MoJo | South Carolina Aquarium


Jul 05


Kemp’s Ridley (Lepidochelys kempii)

Stranding Location: Mount Pleasant, SC
Age: Juvenile
Sex: Unknown
Weight: 2.59 kg (5.7 lbs)

Case History

This juvenile Kemp’s ridley was caught on hook and line from a dock in Mount Pleasant. The J-hook was swallowed and embedded deeply in the sea turtle’s esophagus. While MoJo was quite active and in good body condition, it was a very warm summer day and the sea turtle’s body temperature was elevated.

Upon admit, we began with radiographs to assess the hook location and followed with bloodwork to determine if it was safe to move forward with hook removal. Unfortunately, several of the blood parameters were significantly out of range, including high lactate and blood glucose levels. With bloodwork that critical and unstable, it was not safe to move forward with sedating her/him to remove the hook. The best plan of action was to quickly treat with necessary medications, hydrate with fluids and reduce stress by allowing MoJo to recover in a shallow tank of water. After about an hour and a half, MoJo began to settle and was swimming more calmly in the tank for the remainder of the night. The monofilament attached to the hook was taped to her/his carapace to ensure it stayed in place and that MoJo would not swallow the hook further. This fishing line would be used later as a guide to locate the hook during removal. Many thanks to the rescuers and South Carolina Department of Natural Resources permitted volunteers who transported MoJo to the Aquarium!
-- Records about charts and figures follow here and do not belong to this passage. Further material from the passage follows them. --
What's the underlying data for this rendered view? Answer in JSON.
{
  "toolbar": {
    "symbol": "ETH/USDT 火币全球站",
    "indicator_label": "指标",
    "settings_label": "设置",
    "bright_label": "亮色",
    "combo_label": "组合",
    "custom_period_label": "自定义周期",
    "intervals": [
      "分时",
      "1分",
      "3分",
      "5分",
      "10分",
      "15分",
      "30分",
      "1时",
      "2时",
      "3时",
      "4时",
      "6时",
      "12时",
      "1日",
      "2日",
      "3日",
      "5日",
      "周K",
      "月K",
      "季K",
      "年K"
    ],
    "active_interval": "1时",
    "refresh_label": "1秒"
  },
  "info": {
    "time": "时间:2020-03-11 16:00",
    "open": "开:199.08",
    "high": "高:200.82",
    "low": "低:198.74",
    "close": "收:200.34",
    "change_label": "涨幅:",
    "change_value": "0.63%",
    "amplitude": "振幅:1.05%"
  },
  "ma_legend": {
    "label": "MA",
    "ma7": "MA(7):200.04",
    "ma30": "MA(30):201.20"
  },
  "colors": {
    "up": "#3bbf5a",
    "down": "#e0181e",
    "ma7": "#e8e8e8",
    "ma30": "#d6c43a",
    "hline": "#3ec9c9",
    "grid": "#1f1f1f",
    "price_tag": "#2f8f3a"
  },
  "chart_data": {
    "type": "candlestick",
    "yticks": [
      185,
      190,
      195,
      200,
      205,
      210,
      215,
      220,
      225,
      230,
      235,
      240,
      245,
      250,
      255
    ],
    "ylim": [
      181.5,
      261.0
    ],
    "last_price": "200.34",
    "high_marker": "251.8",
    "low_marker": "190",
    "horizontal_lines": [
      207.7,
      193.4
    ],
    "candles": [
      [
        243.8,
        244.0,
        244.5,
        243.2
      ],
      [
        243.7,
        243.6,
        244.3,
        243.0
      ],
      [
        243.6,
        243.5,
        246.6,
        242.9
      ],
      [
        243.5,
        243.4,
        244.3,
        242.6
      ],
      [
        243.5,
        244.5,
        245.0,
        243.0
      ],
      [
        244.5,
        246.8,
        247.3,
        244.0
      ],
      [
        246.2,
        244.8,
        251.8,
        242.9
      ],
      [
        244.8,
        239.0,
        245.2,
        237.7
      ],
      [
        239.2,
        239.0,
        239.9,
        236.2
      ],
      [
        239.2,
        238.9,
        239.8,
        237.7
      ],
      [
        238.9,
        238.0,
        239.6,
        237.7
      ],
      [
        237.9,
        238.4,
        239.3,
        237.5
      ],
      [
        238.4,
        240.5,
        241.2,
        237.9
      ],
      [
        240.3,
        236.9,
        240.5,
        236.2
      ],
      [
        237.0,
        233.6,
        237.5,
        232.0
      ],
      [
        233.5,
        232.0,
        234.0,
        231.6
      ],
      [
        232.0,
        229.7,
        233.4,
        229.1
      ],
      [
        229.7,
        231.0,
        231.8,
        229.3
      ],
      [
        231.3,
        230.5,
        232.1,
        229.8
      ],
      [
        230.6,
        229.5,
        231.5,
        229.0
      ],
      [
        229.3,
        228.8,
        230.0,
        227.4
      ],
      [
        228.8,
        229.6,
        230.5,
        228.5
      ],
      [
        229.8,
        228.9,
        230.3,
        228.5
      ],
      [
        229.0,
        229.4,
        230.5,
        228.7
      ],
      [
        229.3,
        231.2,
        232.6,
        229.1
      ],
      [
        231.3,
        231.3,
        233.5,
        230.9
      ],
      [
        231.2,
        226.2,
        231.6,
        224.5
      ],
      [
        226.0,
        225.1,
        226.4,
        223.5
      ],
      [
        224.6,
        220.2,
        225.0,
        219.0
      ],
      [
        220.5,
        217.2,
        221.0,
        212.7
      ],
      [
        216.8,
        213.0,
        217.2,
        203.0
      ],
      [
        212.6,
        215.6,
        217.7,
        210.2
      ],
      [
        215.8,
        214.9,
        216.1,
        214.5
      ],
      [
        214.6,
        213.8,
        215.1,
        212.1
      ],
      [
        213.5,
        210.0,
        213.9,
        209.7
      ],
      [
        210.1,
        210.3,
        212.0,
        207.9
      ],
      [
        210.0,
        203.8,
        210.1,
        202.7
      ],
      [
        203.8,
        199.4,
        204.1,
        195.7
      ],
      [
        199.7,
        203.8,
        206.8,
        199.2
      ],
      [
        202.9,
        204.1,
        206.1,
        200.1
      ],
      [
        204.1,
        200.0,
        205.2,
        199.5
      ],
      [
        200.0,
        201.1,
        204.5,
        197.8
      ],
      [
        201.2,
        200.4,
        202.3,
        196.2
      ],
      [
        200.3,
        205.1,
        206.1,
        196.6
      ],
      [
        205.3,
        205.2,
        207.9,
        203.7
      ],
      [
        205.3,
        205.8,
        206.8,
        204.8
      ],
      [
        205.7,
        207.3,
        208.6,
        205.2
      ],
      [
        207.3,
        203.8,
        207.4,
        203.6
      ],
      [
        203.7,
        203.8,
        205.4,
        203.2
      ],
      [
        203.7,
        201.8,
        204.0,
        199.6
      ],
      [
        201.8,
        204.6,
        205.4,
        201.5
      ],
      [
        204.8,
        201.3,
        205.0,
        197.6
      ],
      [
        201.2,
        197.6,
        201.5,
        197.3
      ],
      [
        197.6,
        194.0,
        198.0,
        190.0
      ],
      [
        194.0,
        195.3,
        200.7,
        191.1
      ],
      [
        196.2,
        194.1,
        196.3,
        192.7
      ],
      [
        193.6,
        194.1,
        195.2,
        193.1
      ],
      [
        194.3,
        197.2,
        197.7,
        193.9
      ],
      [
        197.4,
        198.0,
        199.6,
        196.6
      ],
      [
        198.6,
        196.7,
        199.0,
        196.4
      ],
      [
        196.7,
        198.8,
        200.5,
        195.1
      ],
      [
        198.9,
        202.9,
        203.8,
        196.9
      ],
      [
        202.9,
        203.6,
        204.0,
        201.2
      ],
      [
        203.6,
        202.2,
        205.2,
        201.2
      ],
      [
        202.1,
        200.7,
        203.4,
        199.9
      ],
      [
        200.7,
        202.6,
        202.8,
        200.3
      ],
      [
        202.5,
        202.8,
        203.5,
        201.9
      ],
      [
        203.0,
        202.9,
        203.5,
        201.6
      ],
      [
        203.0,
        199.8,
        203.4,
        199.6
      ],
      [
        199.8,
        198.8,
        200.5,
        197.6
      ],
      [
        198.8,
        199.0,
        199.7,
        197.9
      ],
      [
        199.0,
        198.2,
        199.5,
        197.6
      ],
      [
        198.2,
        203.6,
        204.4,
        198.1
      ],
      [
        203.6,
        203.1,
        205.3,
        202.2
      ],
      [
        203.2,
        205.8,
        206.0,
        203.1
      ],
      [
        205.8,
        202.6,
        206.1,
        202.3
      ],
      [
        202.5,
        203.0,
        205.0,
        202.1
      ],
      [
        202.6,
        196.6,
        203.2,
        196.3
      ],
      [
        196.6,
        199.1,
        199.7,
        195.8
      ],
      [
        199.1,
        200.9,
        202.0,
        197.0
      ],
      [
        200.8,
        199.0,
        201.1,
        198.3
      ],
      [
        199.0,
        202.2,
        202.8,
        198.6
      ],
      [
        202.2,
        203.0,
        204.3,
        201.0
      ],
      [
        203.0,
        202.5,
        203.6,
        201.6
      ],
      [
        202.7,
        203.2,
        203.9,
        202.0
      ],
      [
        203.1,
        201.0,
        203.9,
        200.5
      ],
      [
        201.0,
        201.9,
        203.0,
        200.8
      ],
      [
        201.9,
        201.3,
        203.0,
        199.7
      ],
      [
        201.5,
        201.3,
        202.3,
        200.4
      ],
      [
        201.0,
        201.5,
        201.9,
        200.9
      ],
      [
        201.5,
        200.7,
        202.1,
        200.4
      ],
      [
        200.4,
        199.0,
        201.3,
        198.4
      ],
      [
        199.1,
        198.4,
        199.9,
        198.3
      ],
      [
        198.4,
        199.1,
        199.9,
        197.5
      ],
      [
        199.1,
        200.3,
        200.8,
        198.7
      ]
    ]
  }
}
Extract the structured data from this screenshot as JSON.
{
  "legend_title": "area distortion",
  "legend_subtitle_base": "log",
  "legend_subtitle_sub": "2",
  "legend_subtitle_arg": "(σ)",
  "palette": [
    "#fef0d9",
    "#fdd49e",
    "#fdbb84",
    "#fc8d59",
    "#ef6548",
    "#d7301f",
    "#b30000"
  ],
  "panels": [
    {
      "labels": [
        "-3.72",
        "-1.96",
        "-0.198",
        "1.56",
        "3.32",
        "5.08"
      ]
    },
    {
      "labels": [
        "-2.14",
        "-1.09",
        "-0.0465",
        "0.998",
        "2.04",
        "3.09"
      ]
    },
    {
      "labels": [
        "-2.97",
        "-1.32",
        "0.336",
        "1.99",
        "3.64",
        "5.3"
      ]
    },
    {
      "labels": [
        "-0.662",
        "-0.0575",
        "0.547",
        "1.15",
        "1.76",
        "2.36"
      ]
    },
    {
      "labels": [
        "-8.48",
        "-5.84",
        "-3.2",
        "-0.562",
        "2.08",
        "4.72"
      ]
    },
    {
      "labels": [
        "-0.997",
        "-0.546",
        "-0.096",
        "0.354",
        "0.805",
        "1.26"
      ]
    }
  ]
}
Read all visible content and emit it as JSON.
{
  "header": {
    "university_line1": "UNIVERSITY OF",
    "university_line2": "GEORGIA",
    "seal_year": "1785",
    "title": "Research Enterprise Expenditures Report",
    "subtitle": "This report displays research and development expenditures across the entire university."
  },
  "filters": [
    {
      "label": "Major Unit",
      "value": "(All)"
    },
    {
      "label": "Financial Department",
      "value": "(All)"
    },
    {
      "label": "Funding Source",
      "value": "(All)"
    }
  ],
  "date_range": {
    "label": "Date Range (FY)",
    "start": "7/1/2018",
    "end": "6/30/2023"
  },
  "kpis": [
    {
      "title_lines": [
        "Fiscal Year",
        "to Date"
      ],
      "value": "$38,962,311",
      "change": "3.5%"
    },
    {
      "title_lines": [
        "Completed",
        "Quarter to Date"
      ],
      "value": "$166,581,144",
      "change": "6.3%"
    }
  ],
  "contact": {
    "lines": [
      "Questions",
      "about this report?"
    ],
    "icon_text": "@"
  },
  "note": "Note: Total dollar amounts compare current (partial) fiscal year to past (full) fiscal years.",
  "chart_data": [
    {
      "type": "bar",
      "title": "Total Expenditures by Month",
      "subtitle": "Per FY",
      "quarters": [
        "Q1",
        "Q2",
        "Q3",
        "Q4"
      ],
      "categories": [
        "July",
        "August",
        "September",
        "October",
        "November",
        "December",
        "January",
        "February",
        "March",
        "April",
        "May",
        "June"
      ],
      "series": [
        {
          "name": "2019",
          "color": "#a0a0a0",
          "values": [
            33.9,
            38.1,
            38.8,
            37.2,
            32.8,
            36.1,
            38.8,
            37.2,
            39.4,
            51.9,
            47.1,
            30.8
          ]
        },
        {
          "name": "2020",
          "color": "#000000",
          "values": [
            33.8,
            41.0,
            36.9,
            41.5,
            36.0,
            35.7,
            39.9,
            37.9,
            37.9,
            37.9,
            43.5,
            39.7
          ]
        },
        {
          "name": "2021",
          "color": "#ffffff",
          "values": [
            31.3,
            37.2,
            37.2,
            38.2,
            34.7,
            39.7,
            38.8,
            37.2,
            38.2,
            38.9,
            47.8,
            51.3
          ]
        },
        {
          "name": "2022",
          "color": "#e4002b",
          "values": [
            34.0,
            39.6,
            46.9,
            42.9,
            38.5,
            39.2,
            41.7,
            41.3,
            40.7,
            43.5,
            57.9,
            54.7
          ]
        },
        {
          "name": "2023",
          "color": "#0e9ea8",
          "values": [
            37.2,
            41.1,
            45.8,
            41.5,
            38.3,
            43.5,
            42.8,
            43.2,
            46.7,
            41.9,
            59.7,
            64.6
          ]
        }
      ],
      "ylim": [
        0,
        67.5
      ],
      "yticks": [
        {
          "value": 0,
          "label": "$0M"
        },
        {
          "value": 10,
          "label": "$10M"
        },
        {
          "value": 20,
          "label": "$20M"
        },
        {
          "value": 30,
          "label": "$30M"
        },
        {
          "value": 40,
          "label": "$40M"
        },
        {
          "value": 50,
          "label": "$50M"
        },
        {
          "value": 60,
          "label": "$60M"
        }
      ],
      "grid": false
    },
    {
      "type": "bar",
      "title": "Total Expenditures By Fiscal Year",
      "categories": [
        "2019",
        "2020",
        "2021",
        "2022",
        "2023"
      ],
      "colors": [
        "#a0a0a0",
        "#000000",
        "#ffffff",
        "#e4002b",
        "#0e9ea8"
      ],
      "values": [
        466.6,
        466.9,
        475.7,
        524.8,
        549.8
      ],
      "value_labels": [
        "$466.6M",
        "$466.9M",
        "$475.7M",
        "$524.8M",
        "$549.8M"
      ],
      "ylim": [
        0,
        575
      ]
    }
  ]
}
This resilient sea turtle was given the name MoJo in honor of Charleston Coffee Roasters, lead sponsor of the Nutritional Care Program at the South Carolina Aquarium. This program is central to our animal care and provides sustainably sourced restaurant-quality nutrition to our animals, including patients in the Care Center.


The next morning, MoJo was alert and responsive and had even passed a good amount of crabshell material from the gastrointestinal (GI) tract. MoJo was taken to the exam room to recheck her/his bloodwork. We were relieved to see that the bloodwork was back to more normal and safe levels. After a quick radiograph to visualize the hook’s position, we sedated MoJo for hook removal. After some manipulating, the hook was successfully removed through the oral cavity (mouth) without needing major surgery! After the sedation medication was reversed, MoJo was moved back to a shallow tank to rest and recover further.